Tuesday, November 15, 2016

Movie Review: Shut In

I need to take full responsibility for watching this movie. I’m going to start off right at the Hina test. This movie failed. It failed so miserably I can’t even give it half a point for having Naomi Watts being a pretty together person. As you may recall, the Hina test defines the use of strong female characters and diverse representation. This movie had none of these things. You might say, but Hina, there was a lead woman in the role. Yeah, there was. That was the one, ONE, thing the movie might have done right. And this is barring the absolutely predictable, tired plot.

Let’s go back half a click. This was a horror movie. The mom (Naomi Watts) is sending her troubled step-son (somewhere) and the son and father don’t both make it as the kid (Jonathan from Stranger Things) pulls the car into traffic. He goes into a vegetative state while the mom stays at home, working from a home office as a therapist or something for kids. While seeing one patient, she fights with a social worker to let him stay with her (which is, of course, ridiculous, you can’t just ‘keep’ kids – who did the research on this?). This is when the boy goes missing after showing up randomly at her house and wackiness ensues. When I say wackiness, I mean, it had a few jump scares and then the ending happened and I was like, that was a waste of an hour and a half. 

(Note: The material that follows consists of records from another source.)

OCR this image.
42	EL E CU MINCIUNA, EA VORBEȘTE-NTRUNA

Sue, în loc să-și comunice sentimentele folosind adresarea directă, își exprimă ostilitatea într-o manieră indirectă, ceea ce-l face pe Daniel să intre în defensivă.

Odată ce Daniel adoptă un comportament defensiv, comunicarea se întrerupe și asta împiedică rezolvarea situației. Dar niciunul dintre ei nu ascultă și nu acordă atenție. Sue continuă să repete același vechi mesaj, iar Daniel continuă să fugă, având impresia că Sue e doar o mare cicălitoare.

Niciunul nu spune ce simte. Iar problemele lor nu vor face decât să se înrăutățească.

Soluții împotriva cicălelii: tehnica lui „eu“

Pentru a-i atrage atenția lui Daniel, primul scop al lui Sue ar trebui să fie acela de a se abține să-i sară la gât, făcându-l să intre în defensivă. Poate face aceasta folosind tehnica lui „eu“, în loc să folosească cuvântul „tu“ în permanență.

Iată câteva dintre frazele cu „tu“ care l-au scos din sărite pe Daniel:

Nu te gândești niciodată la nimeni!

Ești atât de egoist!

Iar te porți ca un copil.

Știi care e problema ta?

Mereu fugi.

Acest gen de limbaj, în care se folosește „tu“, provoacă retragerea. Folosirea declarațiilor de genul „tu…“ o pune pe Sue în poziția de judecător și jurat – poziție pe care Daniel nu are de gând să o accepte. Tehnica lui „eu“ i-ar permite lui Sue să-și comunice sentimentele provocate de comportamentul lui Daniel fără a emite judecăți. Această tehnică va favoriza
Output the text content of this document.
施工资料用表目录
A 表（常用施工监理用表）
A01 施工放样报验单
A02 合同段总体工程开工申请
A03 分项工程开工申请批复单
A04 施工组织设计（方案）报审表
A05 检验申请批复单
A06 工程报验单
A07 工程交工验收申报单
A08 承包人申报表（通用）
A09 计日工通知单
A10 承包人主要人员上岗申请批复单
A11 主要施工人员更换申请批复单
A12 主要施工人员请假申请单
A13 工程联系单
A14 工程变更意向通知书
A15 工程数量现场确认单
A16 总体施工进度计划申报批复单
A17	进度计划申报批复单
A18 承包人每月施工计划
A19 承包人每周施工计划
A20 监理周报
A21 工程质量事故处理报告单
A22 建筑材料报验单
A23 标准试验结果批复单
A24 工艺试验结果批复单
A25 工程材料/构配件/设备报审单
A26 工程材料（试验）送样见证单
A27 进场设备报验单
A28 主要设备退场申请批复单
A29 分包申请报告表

The story revolves around the son, the white kid who is basically a vegetable for the majority of the movie. Turns out, hold onto your pants, he wasn’t a veggie at all, but was just faking and didn’t want the kid to stay, so has been trying to capture him. The son had also been drugging the mom so she didn’t know which way was up. The mom has a doctor friend who happens to see some movement after she leaves a video chat and rushes off to save her. What the movie amounts to is a bunch of white guys either loving Watts or trying to save her while she flails helplessly through a nonsensical story. The one minority comes in to take her blood for three seconds. This movie was so beyond a waste of time. I’m sorry I wasted time seeing it over Arrival, over Madea at this point.